Papai Noel não existe

Não me lembro quando, mas descobri cedo a inexistência do Papai Noel. Linguarudo, meu pai deve ter deixado escapulir que não tinha mais estômago para fazer sauna naquela roupa alugada. Imagino o alívio de mamãe em não precisar mais esconder as compras da Rozenlândia na última porta do armário.
Para começar, o que ele estaria fazendo de roupa de veludo e gorro no céu de quarenta graus do Rio? Nunca levei fé que Papai Noel viesse de trenó voador de casa em casa. E a quantidade de lares que teria de visitar na madrugada? Nem de Concorde. Papai Noel não conseguiria presentear todas as crianças da terra puxado por meia dúzia de renas: teria que ser seletivo. Começaria pelos famintos, depois os miseráveis, depois os muito pobrezinhos, depois os pobrezinhos e depois os muito pobres. Talvez nem desse tempo – são mais de sete bilhões de habitantes no mundo – de passar na casa de todos eles (e os sem casa?).

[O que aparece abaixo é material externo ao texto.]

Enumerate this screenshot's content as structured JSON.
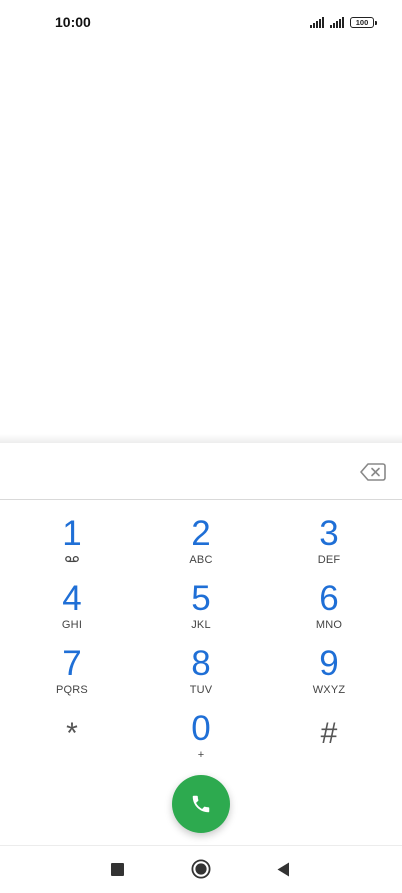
{
  "status_bar": {
    "time": "10:00",
    "battery": "100"
  },
  "dialer": {
    "number_value": "",
    "keys": [
      {
        "digit": "1",
        "letters": "",
        "icon": "voicemail-icon"
      },
      {
        "digit": "2",
        "letters": "ABC"
      },
      {
        "digit": "3",
        "letters": "DEF"
      },
      {
        "digit": "4",
        "letters": "GHI"
      },
      {
        "digit": "5",
        "letters": "JKL"
      },
      {
        "digit": "6",
        "letters": "MNO"
      },
      {
        "digit": "7",
        "letters": "PQRS"
      },
      {
        "digit": "8",
        "letters": "TUV"
      },
      {
        "digit": "9",
        "letters": "WXYZ"
      },
      {
        "digit": "*",
        "letters": ""
      },
      {
        "digit": "0",
        "letters": "+"
      },
      {
        "digit": "#",
        "letters": ""
      }
    ]
  },
  "icons": {
    "backspace": "backspace-icon",
    "call": "phone-icon",
    "nav_recents": "square-icon",
    "nav_home": "circle-icon",
    "nav_back": "triangle-back-icon"
  },
  "colors": {
    "digit": "#1f6fd6",
    "call_button": "#2daa4f"
  }
}
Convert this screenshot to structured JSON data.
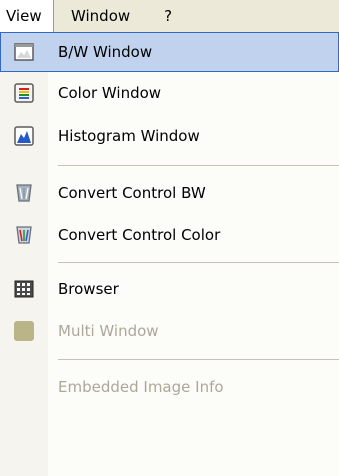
{
  "menubar": {
    "items": [
      "View",
      "Window",
      "?"
    ]
  },
  "menu": {
    "items": [
      {
        "label": "B/W Window",
        "icon": "bw-window-icon",
        "selected": true,
        "disabled": false
      },
      {
        "label": "Color Window",
        "icon": "color-window-icon",
        "selected": false,
        "disabled": false
      },
      {
        "label": "Histogram Window",
        "icon": "histogram-window-icon",
        "selected": false,
        "disabled": false
      },
      {
        "label": "Convert Control BW",
        "icon": "convert-control-bw-icon",
        "selected": false,
        "disabled": false
      },
      {
        "label": "Convert Control Color",
        "icon": "convert-control-color-icon",
        "selected": false,
        "disabled": false
      },
      {
        "label": "Browser",
        "icon": "browser-icon",
        "selected": false,
        "disabled": false
      },
      {
        "label": "Multi Window",
        "icon": "multi-window-icon",
        "selected": false,
        "disabled": true
      },
      {
        "label": "Embedded Image Info",
        "icon": "",
        "selected": false,
        "disabled": true
      }
    ]
  },
  "colors": {
    "menubar_background": "#ece9d8",
    "menu_background": "#fcfcf9",
    "selection_fill": "#c1d2ee",
    "selection_border": "#316ac5",
    "disabled_text": "#aca899"
  }
}
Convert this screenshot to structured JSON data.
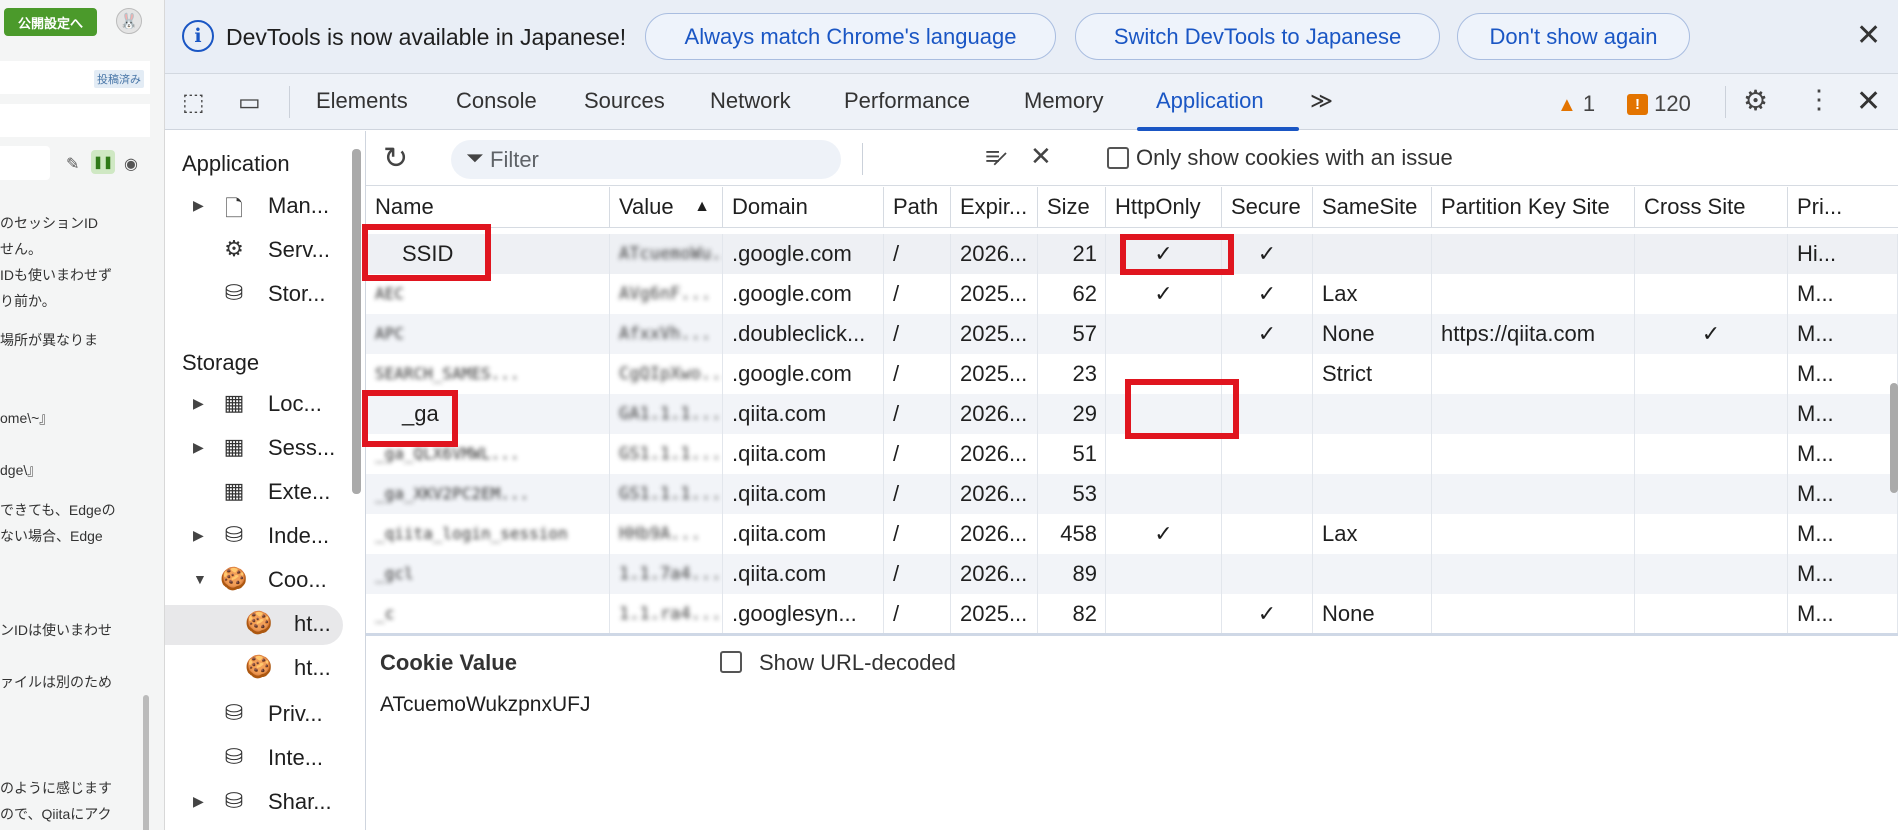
{
  "page": {
    "publish_button": "公開設定へ",
    "posted_badge": "投稿済み",
    "text_lines": [
      "のセッションID",
      "せん。",
      "IDも使いまわせず",
      "り前か。",
      "場所が異なりま",
      "ome\\~』",
      "dge\\』",
      "できても、Edgeの",
      "ない場合、Edge",
      "ンIDは使いまわせ",
      "ァイルは別のため",
      "のように感じます",
      "ので、Qiitaにアク"
    ]
  },
  "infobar": {
    "message": "DevTools is now available in Japanese!",
    "btn_match": "Always match Chrome's language",
    "btn_switch": "Switch DevTools to Japanese",
    "btn_dont": "Don't show again",
    "close": "✕"
  },
  "tabs": {
    "items": [
      "Elements",
      "Console",
      "Sources",
      "Network",
      "Performance",
      "Memory",
      "Application"
    ],
    "more": "≫",
    "warnings": "1",
    "issues": "120"
  },
  "sidebar": {
    "application_heading": "Application",
    "storage_heading": "Storage",
    "app_items": [
      "Man...",
      "Serv...",
      "Stor..."
    ],
    "storage_items": [
      "Loc...",
      "Sess...",
      "Exte...",
      "Inde...",
      "Coo...",
      "ht...",
      "ht...",
      "Priv...",
      "Inte...",
      "Shar..."
    ]
  },
  "toolbar": {
    "filter_placeholder": "Filter",
    "only_issue_label": "Only show cookies with an issue"
  },
  "table": {
    "columns": [
      "Name",
      "Value",
      "Domain",
      "Path",
      "Expir...",
      "Size",
      "HttpOnly",
      "Secure",
      "SameSite",
      "Partition Key Site",
      "Cross Site",
      "Pri..."
    ],
    "rows": [
      {
        "name": "SSID",
        "value": "ATcuemoWu...",
        "domain": ".google.com",
        "path": "/",
        "expires": "2026...",
        "size": "21",
        "httponly": "✓",
        "secure": "✓",
        "samesite": "",
        "partition": "",
        "cross": "",
        "priority": "Hi..."
      },
      {
        "name": "AEC",
        "value": "AVg6nF...",
        "domain": ".google.com",
        "path": "/",
        "expires": "2025...",
        "size": "62",
        "httponly": "✓",
        "secure": "✓",
        "samesite": "Lax",
        "partition": "",
        "cross": "",
        "priority": "M..."
      },
      {
        "name": "APC",
        "value": "AfxxVh...",
        "domain": ".doubleclick...",
        "path": "/",
        "expires": "2025...",
        "size": "57",
        "httponly": "",
        "secure": "✓",
        "samesite": "None",
        "partition": "https://qiita.com",
        "cross": "✓",
        "priority": "M..."
      },
      {
        "name": "SEARCH_SAMES...",
        "value": "CgQIpXwo...",
        "domain": ".google.com",
        "path": "/",
        "expires": "2025...",
        "size": "23",
        "httponly": "",
        "secure": "",
        "samesite": "Strict",
        "partition": "",
        "cross": "",
        "priority": "M..."
      },
      {
        "name": "_ga",
        "value": "GA1.1.1...",
        "domain": ".qiita.com",
        "path": "/",
        "expires": "2026...",
        "size": "29",
        "httponly": "",
        "secure": "",
        "samesite": "",
        "partition": "",
        "cross": "",
        "priority": "M..."
      },
      {
        "name": "_ga_QLX6VMWL...",
        "value": "GS1.1.1...",
        "domain": ".qiita.com",
        "path": "/",
        "expires": "2026...",
        "size": "51",
        "httponly": "",
        "secure": "",
        "samesite": "",
        "partition": "",
        "cross": "",
        "priority": "M..."
      },
      {
        "name": "_ga_XKV2PC2EM...",
        "value": "GS1.1.1...",
        "domain": ".qiita.com",
        "path": "/",
        "expires": "2026...",
        "size": "53",
        "httponly": "",
        "secure": "",
        "samesite": "",
        "partition": "",
        "cross": "",
        "priority": "M..."
      },
      {
        "name": "_qiita_login_session",
        "value": "HHb9A...",
        "domain": ".qiita.com",
        "path": "/",
        "expires": "2026...",
        "size": "458",
        "httponly": "✓",
        "secure": "",
        "samesite": "Lax",
        "partition": "",
        "cross": "",
        "priority": "M..."
      },
      {
        "name": "_gcl",
        "value": "1.1.7a4...",
        "domain": ".qiita.com",
        "path": "/",
        "expires": "2026...",
        "size": "89",
        "httponly": "",
        "secure": "",
        "samesite": "",
        "partition": "",
        "cross": "",
        "priority": "M..."
      },
      {
        "name": "_c",
        "value": "1.1.ra4...",
        "domain": ".googlesyn...",
        "path": "/",
        "expires": "2025...",
        "size": "82",
        "httponly": "",
        "secure": "✓",
        "samesite": "None",
        "partition": "",
        "cross": "",
        "priority": "M..."
      }
    ]
  },
  "cookie_value": {
    "title": "Cookie Value",
    "decode_label": "Show URL-decoded",
    "value": "ATcuemoWukzpnxUFJ"
  },
  "colors": {
    "accent": "#1a56c4",
    "highlight": "#e0151f",
    "warn": "#e37400"
  }
}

Na véspera, deitada na cama, olhava minhas prateleiras cheias de brinquedos. Não faltava nada, sobravam sonhos que eu deveria dar de presente. Eu poderia ser sua assistente, no máximo. Não esperava por sua chegada: eu, a última preocupação do Bom Velhinho. Não seria justo, eu já tinha bonecas demais. Viu? Ele não viria. Ele não existia: senão não haveria os famintos, os miseráveis, os muito pobrezinhos, os pobrezinhos nem os muito pobres.

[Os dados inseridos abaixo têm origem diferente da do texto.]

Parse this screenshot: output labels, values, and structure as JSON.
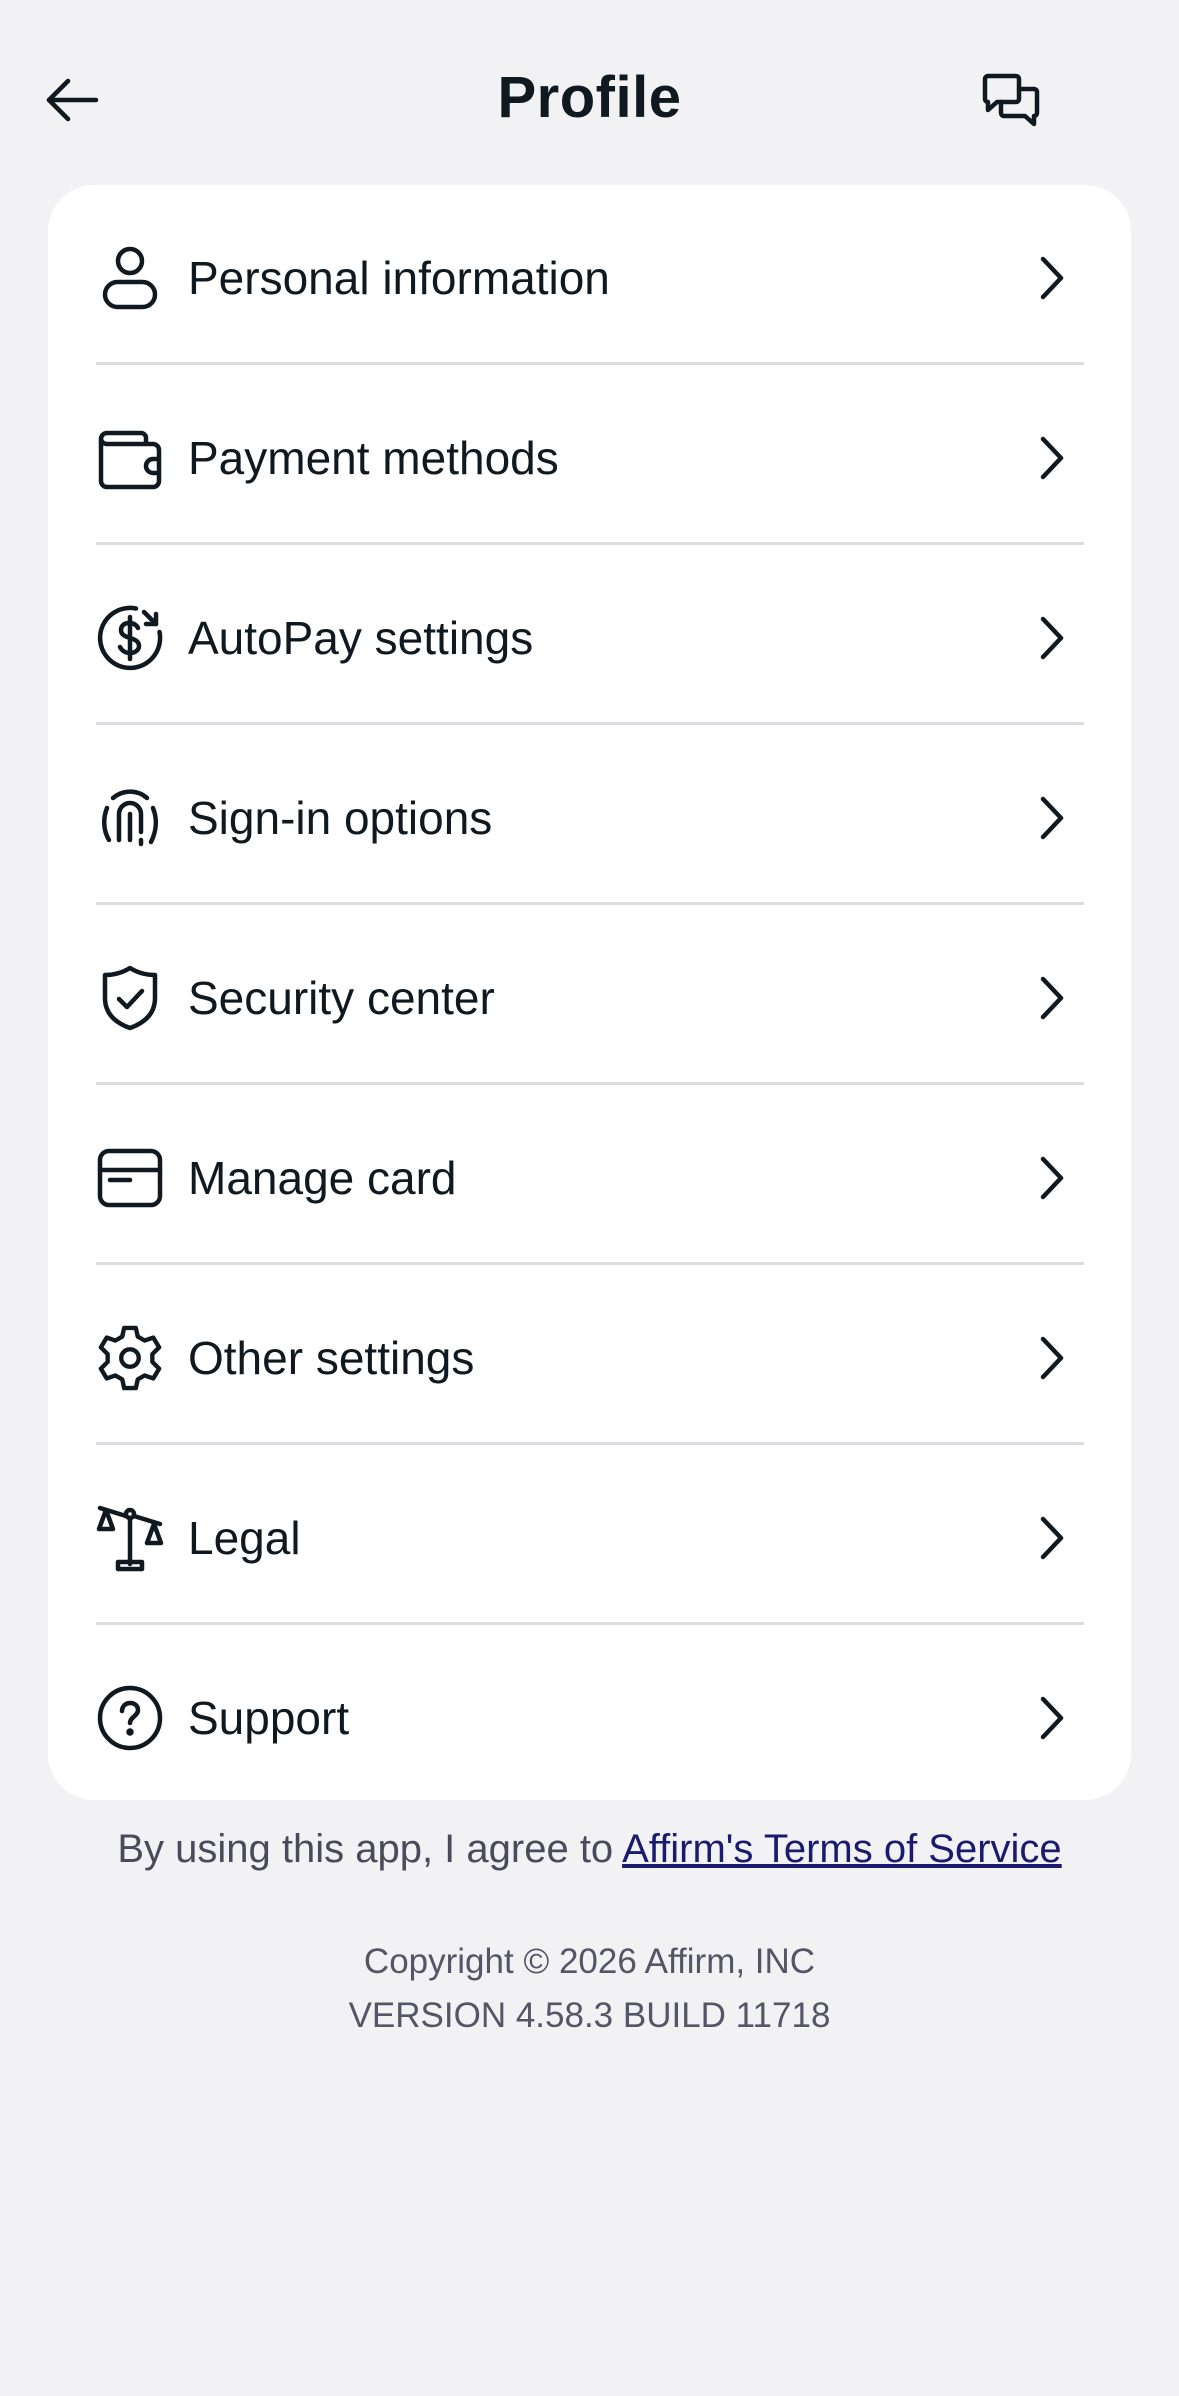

Penso em Natal e aqueles presentes não fazem falta. Aperto a lembrança e sinto paz nos olhos azuis da minha avó estrangeira. Tenho saudade das palhaçadas do meu tio e da risada do cunhado. Friorenta, quero me esquentar no abraço de papai contra o ar-condicionado gelado da ceia. E passar o dia correndo pelos cantos com meu irmão. Eis que surge minha mãe em dois metros, de cabelos esvoaçantes e voz doce. Devia adorar Barbies porque pareciam com ela.

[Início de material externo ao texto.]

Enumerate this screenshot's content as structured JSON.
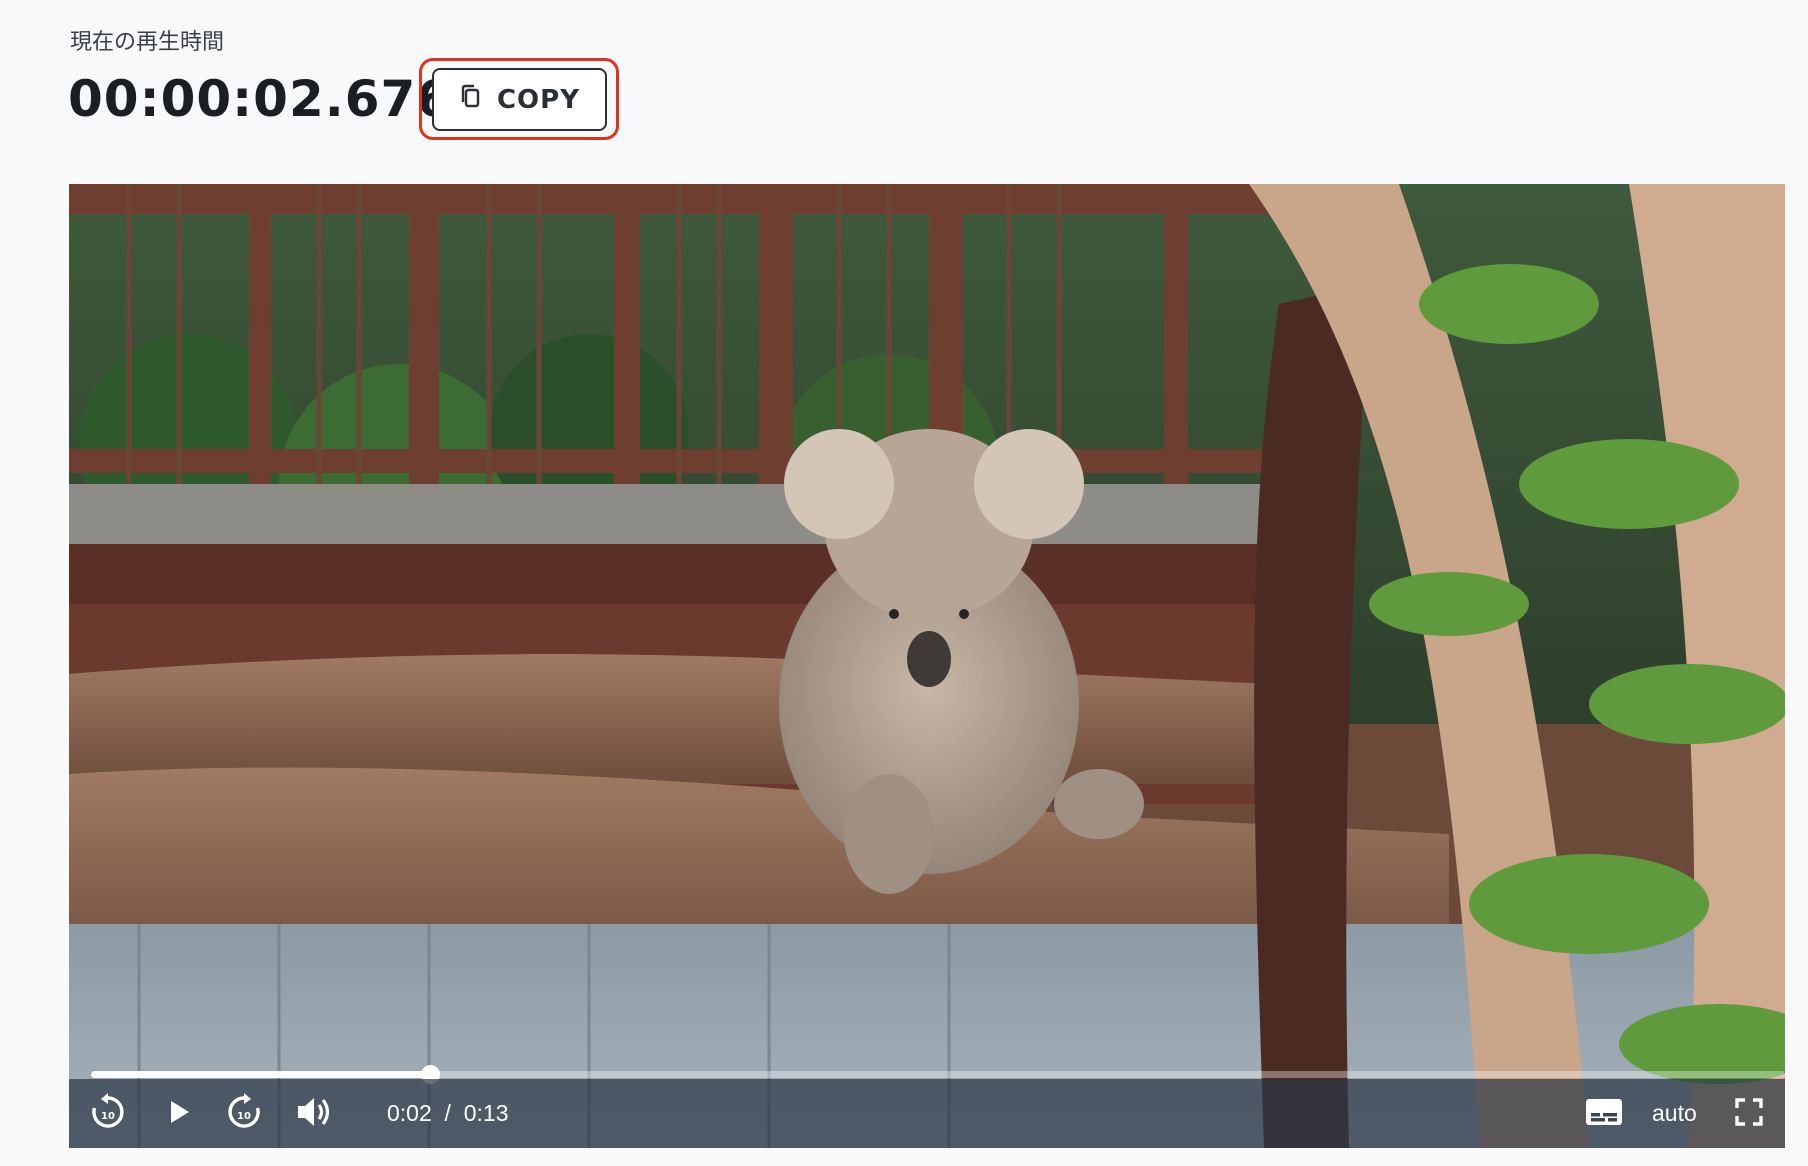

Papai Noel, hoje te faço dois desejos: cuide bem do Natal dos outros. E se não for pedir muito, me faça criança outra vez.
Boljul8

Um pensamento sobre “Papai Noel não existe

  1. Luiza, sua sensibilidade para as coisas realmente é muito bonita! Reflexões sei la se intencionais, mas que sei, são espontaneamente inevitáveis.